The lyrics are different, but the song is the same. These days, the rightwing fringe is obsessed with something called DEI (or diversity, equity and inclusion programming). You don’t need to know much about DEI except that it’s a good-faith effort to make society fairer. Anyone with a sense of decency wouldn’t blink of an eye at that, but rightwingers don’t see fairness as fairness. They see it as theft. So whenever bad things happen, they are quick to blame Black people.

That’s what happened. By Tuesday morning, rightwingers, including Republican lawmakers, were blaming the collapse of the Francis Scott Key Bridge on DEI programming, which is to say, on Black people.

The thinking (if you can call it thinking) is that efforts to make society fairer lower standards, in this case (as far as I can tell) engineering standards, such that bad things will happen. The solution for these rightwingers is the same as for Robertson. If gay people went away, no more hurricanes.

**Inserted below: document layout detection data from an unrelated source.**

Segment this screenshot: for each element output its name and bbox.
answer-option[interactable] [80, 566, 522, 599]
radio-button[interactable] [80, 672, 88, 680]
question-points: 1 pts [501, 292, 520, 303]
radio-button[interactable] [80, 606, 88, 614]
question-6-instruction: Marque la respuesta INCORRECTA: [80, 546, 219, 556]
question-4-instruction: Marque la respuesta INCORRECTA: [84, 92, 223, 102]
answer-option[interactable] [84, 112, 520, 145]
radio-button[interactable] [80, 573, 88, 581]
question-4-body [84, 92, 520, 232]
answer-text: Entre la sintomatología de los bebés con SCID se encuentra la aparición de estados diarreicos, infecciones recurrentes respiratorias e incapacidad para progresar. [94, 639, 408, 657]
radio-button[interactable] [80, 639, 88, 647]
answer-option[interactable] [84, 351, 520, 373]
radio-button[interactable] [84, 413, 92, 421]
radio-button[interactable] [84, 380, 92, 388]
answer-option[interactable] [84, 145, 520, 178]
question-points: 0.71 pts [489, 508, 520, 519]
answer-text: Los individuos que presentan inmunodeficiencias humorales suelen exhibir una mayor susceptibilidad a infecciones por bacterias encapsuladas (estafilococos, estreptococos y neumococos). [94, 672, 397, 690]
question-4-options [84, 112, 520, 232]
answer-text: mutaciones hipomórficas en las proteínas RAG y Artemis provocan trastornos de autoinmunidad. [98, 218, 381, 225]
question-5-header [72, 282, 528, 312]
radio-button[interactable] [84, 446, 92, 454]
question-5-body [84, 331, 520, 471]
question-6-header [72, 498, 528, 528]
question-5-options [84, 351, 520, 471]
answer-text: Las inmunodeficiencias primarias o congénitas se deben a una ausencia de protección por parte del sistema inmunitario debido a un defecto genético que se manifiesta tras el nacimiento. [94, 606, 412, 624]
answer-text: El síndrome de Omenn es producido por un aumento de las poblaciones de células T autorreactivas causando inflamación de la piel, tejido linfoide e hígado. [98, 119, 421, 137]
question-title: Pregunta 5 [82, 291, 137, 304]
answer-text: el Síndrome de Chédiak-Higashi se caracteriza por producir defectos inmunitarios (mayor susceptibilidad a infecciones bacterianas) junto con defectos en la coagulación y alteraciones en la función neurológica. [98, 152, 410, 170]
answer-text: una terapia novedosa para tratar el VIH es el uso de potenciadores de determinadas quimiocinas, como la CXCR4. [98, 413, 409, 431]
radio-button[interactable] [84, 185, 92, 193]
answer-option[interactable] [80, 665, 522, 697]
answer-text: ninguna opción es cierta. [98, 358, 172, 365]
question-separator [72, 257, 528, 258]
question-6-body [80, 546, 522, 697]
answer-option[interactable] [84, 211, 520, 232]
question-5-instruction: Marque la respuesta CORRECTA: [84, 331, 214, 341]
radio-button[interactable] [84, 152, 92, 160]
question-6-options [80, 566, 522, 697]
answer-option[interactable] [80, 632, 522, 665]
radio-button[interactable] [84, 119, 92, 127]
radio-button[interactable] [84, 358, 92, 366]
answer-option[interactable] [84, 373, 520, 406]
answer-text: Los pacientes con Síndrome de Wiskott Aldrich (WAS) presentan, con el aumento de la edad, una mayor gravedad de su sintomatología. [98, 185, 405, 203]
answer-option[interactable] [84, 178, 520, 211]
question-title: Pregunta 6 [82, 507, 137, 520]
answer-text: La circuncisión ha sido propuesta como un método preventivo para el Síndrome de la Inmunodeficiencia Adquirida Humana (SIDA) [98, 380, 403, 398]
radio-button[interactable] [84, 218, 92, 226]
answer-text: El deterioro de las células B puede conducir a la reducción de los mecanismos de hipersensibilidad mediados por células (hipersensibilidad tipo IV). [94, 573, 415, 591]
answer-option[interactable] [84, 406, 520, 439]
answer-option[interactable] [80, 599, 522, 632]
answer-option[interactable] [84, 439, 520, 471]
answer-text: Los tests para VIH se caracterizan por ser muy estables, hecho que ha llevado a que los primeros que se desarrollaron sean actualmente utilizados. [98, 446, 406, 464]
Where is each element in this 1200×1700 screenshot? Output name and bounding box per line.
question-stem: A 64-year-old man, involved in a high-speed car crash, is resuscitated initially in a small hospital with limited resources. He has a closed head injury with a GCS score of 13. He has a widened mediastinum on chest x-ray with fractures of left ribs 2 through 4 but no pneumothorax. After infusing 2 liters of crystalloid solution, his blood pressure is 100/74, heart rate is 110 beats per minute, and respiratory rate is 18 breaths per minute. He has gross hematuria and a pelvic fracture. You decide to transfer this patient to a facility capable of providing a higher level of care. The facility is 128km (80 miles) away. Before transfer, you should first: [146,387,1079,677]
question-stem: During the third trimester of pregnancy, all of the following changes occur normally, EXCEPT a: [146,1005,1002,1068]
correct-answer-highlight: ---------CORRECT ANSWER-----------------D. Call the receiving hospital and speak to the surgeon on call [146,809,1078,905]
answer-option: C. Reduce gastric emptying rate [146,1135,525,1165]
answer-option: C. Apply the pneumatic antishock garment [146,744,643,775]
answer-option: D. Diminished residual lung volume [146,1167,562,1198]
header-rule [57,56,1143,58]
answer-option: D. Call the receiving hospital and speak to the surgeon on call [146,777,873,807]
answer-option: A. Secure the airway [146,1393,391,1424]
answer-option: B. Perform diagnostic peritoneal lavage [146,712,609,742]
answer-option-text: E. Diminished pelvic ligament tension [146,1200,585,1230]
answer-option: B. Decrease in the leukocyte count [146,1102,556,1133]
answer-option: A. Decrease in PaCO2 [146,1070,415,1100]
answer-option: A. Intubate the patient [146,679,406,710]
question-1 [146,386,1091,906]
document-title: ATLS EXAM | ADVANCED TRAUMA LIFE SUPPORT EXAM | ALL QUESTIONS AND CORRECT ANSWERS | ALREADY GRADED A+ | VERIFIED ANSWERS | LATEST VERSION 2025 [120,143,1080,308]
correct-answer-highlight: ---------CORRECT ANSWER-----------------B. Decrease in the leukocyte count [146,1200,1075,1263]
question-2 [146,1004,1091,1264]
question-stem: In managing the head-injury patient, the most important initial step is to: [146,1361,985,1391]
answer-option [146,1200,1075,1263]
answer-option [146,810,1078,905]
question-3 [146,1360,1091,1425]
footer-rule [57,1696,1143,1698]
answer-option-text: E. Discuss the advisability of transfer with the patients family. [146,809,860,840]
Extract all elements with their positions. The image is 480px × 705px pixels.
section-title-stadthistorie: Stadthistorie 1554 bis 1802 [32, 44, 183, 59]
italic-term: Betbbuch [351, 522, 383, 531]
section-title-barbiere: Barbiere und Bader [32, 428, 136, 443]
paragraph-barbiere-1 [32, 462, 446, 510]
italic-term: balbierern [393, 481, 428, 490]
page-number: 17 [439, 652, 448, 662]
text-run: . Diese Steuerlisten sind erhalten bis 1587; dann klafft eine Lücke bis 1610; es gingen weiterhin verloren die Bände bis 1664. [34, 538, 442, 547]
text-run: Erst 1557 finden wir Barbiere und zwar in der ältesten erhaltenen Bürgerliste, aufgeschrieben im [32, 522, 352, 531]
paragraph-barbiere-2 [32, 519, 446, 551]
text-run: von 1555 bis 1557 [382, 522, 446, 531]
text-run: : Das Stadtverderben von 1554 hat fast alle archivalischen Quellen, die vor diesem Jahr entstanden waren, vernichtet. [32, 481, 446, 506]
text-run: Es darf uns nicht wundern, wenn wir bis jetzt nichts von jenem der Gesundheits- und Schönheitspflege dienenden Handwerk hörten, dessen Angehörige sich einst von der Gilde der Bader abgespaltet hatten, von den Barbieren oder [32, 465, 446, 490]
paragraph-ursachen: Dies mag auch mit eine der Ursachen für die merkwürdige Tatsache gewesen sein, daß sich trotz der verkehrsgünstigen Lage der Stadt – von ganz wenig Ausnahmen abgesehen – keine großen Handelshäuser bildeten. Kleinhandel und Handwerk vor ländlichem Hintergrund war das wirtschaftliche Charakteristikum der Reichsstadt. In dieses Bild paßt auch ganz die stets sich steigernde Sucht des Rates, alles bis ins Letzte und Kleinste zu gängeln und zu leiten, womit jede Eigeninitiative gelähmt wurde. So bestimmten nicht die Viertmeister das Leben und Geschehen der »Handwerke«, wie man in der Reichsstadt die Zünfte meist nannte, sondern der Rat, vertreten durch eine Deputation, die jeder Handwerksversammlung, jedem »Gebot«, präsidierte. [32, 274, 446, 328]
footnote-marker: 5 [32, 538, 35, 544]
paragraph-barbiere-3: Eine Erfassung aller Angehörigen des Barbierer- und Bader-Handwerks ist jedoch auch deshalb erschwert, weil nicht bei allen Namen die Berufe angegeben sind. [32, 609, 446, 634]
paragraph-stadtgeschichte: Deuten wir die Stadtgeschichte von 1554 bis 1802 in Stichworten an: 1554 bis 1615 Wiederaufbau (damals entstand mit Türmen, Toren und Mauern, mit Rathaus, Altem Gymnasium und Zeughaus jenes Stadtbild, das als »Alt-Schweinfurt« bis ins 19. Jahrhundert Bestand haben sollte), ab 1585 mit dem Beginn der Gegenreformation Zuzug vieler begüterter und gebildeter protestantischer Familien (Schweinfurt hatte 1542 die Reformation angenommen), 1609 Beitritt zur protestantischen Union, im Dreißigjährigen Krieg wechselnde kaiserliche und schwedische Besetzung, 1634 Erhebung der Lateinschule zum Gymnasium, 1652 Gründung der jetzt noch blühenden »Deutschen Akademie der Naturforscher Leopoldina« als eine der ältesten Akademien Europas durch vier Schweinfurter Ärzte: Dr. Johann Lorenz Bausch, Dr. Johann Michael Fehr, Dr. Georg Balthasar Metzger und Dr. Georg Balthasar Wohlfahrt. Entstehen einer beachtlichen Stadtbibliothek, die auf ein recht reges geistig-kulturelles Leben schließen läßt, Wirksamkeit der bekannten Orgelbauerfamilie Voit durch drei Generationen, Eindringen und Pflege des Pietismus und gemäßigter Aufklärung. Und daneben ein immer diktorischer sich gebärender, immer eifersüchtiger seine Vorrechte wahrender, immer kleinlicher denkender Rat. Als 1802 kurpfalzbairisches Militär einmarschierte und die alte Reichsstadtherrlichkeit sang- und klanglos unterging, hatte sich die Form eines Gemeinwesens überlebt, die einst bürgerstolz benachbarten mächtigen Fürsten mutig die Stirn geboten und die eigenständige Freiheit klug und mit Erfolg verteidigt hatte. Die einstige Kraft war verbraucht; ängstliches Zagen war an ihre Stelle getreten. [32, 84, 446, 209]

If Black people go away, no more bridges will collapse.

I’m being facetious, but only slightly, and I’m being only slightly facetious for a reason. Two reasons, actually. One, there’s no point in respecting people who care less about bad things happening (and what to do about them) than the fact that they justify, to them, why they dislike marginalized people. While the rest of us saw the collapse and felt compassion, they saw it and felt a surge of free-floating hate.

The other point? There’s no point in respecting what they say, either. We have a bad habit of getting into a trap with these people. They lie about something, anything – eg, DEI is why the bridge collapsed – and we defend that thing, as if that’s going to stop them. They don’t care about what they say, not enough to avoid sounding stupid, so why should the rest of us care more than they do about what they say?

We saw this pattern a lot during Trump’s presidency in publications that dedicated resources to fact-checking him. He not only lied. He lied maliciously, wearing out good-faith reporters like the Post’s Glenn Kessler, who chased down, verified or debunked every claim he made. It made no difference. He kept on lying in the name of the people, such that fact-checkers like Glenn Kessler became the people’s enemy.

Kessler is limited to fact-checking but the rest of us are not. Indeed, we don’t even need to know what DEI is, except that it's a good-faith effort to make society fairer. All we need to know is how to recognize a malicious pattern – they already hate marginalized people and will exploit accidents, natural disasters, practically any bad thing that has ever happened to justify hating them and disseminating that hate.

Don’t get me wrong. DEI, and any good-faith effort to make society fairer, is worth defending. But let’s not confuse defense with offense. Let’s not confuse setting the record straight with political victory.